Nous avions évoqué autrefois les 7 péchés capitaux du régime de la rupture. Ceux qui ne nous ont pas compris pensaient que nous en voulions à ce régime. Pourtant, notre objectif reste de déceler et répertorier lestares et les faiblesses du gouvernement de la rupture susceptibles, de le conduire à la déroute. C’est ce même exercice que nous poursuivons en relevant ci-dessous ce qui apparait comme deux autres fléaux de cette gouvernance. Il s’agit de la manie de ce pouvoir à être réfractaire à l’écoute des partenaires sociaux et des populations, avec l’obsession de ne faire que ce qui lui importe, quel que soit l’avis de l’opinion.
L’une desdites tares est cette prédisposition du pouvoir à se fermer à l’écoute. C’est la rencontre du chef de l’Etat avec les secrétaires généraux des centrales syndicales qui a permis de la mettre en évidence. Sur plus de 5 heures d’échanges, le temps de parole cumulé des hôtes du chef de l’Etat, n’excède pas 60 mn. C’est dire que Talon seul s’est exprimé pendant au moins 3 heures et demi. Les trente autres minutes revenant aux membres du gouvernement présents.
Cette confiscation de la parole par le chef de l’Etat exprimait son désir non pas d’écouter ses interlocuteurs, mais de leur imposer sa vision et de leur prouver par tous les moyens qu’ils se trompent, et ce sur tous les points. On a observé un chef de l’Etat qui interrompait ses convives et qui oubliait de leur redonner la parole. En même temps, même lorsqu’il versait dans de longs développements, il n’admettait pas d’être interrompu voire relancé.

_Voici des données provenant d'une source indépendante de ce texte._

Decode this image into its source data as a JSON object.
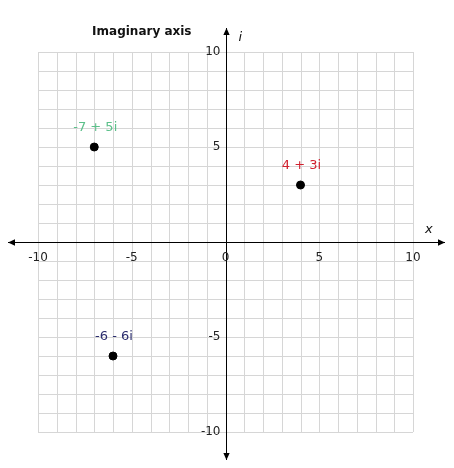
{
  "chart_data": {
    "type": "scatter",
    "annotations": [
      "Imaginary axis"
    ],
    "xlabel": "x",
    "ylabel": "i",
    "x": [
      -7,
      4,
      -6
    ],
    "values": [
      5,
      3,
      -6
    ],
    "data_labels": true,
    "value_labels": [
      "-7 + 5i",
      "4 + 3i",
      "-6 - 6i"
    ],
    "color": "#000000",
    "colors": [
      "#5cc08a",
      "#d0202e",
      "#2b2d6e"
    ],
    "xlim": [
      -10,
      10
    ],
    "xticks": [
      -10,
      -5,
      0,
      5,
      10
    ],
    "ylim": [
      -10,
      10
    ],
    "yticks": [
      -10,
      -5,
      0,
      5,
      10
    ],
    "grid": true
  }
}
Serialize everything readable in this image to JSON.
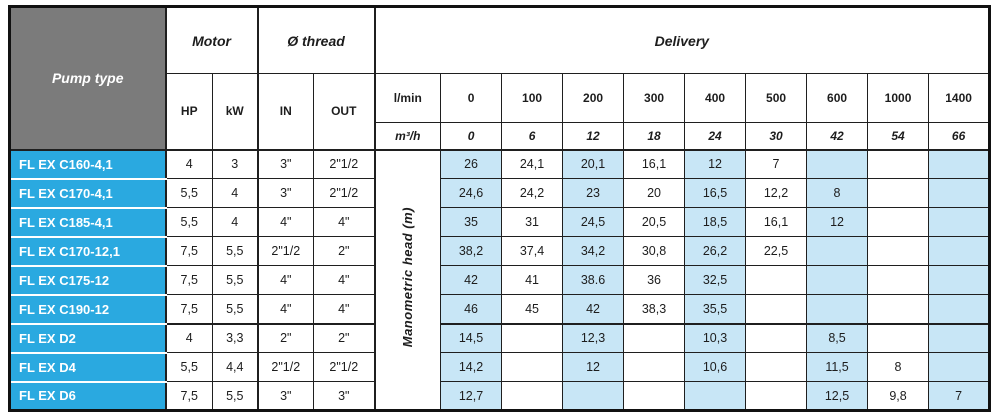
{
  "header": {
    "pump_type": "Pump type",
    "motor": "Motor",
    "thread": "Ø thread",
    "delivery": "Delivery",
    "hp": "HP",
    "kw": "kW",
    "in": "IN",
    "out": "OUT",
    "lmin_label": "l/min",
    "m3h_label": "m³/h",
    "lmin_values": [
      "0",
      "100",
      "200",
      "300",
      "400",
      "500",
      "600",
      "1000",
      "1400"
    ],
    "m3h_values": [
      "0",
      "6",
      "12",
      "18",
      "24",
      "30",
      "42",
      "54",
      "66"
    ],
    "manometric_label": "Manometric head (m)"
  },
  "rows": [
    {
      "name": "FL EX C160-4,1",
      "hp": "4",
      "kw": "3",
      "in": "3\"",
      "out": "2\"1/2",
      "values": [
        "26",
        "24,1",
        "20,1",
        "16,1",
        "12",
        "7",
        "",
        "",
        ""
      ]
    },
    {
      "name": "FL EX C170-4,1",
      "hp": "5,5",
      "kw": "4",
      "in": "3\"",
      "out": "2\"1/2",
      "values": [
        "24,6",
        "24,2",
        "23",
        "20",
        "16,5",
        "12,2",
        "8",
        "",
        ""
      ]
    },
    {
      "name": "FL EX C185-4,1",
      "hp": "5,5",
      "kw": "4",
      "in": "4\"",
      "out": "4\"",
      "values": [
        "35",
        "31",
        "24,5",
        "20,5",
        "18,5",
        "16,1",
        "12",
        "",
        ""
      ]
    },
    {
      "name": "FL EX C170-12,1",
      "hp": "7,5",
      "kw": "5,5",
      "in": "2\"1/2",
      "out": "2\"",
      "values": [
        "38,2",
        "37,4",
        "34,2",
        "30,8",
        "26,2",
        "22,5",
        "",
        "",
        ""
      ]
    },
    {
      "name": "FL EX C175-12",
      "hp": "7,5",
      "kw": "5,5",
      "in": "4\"",
      "out": "4\"",
      "values": [
        "42",
        "41",
        "38.6",
        "36",
        "32,5",
        "",
        "",
        "",
        ""
      ]
    },
    {
      "name": "FL EX C190-12",
      "hp": "7,5",
      "kw": "5,5",
      "in": "4\"",
      "out": "4\"",
      "values": [
        "46",
        "45",
        "42",
        "38,3",
        "35,5",
        "",
        "",
        "",
        ""
      ]
    },
    {
      "name": "FL EX D2",
      "hp": "4",
      "kw": "3,3",
      "in": "2\"",
      "out": "2\"",
      "values": [
        "14,5",
        "",
        "12,3",
        "",
        "10,3",
        "",
        "8,5",
        "",
        ""
      ]
    },
    {
      "name": "FL EX D4",
      "hp": "5,5",
      "kw": "4,4",
      "in": "2\"1/2",
      "out": "2\"1/2",
      "values": [
        "14,2",
        "",
        "12",
        "",
        "10,6",
        "",
        "11,5",
        "8",
        ""
      ]
    },
    {
      "name": "FL EX D6",
      "hp": "7,5",
      "kw": "5,5",
      "in": "3\"",
      "out": "3\"",
      "values": [
        "12,7",
        "",
        "",
        "",
        "",
        "",
        "12,5",
        "9,8",
        "7"
      ]
    }
  ],
  "colors": {
    "pump_cell_blue": "#2aa9e0",
    "light_blue_column": "#c8e6f6",
    "header_gray": "#7b7b7b",
    "border_black": "#1f1f1f"
  }
}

Sa posture, son intonation et sa gestuelle, n’étaient pas celles de celui qui échangeait, mais de celui qui professait et qui voulait être écouté religieusement. Cette attitude du chef de l’Etat a été contre productive puisque le silence apparent des secrétaires généraux dans la salle, n’a pas été signe d’approbation de ses démonstrations et envolées oratoires. On a même vu le président de la République lancer des défis à ses invités. Puis, lorsqu’un d’entre eux était preneur, c’est une kyrielle d’arguments qui était servie pour le confondre sans lui laisser le temps de répliquer. Ce fut le cas de la discussion sur le retrait du droit de grève. C’est comme si le chef de l’Etat à côté de la force des arguments, voulait aussi associer l’énergie physique pour faire admettre à ses invités que le droit de grève peut être retiré à travers une étude comparée des articles de la constitution.
L’objectif poursuivi par cette fermeture à l’écoute de ses interlocuteurs, est d’annihiler leur opposition à sa vision pour s’offrir un boulevard sur lequel il pourrait à volonté réaliser ses aspirations. D’ailleurs, il a fini par extérioriser sa pensée en faisant remarquer aux secrétaires généraux des centrales syndicales que lorsque quelqu’un prend le pouvoir, on le laisse faire ce qu’il a à faire, jusqu’à ce qu’on lui arrache ce pouvoir par la voie des urnes. Par ces propos, le chef de l’Etat a exprimé son aversion pour la contradiction ou pour toute position contraire à sa philosophie de gouvernance.
Une posture bien curieuse qui rappelle les années lumières de la gouvernance obscurantiste. Cette obstination à se fermer aux discours extérieurs pour s’enfermer dans sa vision endogène, constitue à coup sûr un grand handicap au régime de la rupture qui à l’épreuve du gouvernement participatif et de l’obligation de comptes trouvera de écueils. Pour preuve, les secrétaires généraux insatisfaits de l’issue de cette rencontre n’ont pas hésité pour la plupart à reconduire le mot d’ordre de grève, comme pour dire que la gouvernance moderne rime avec concertation, écoute et concession.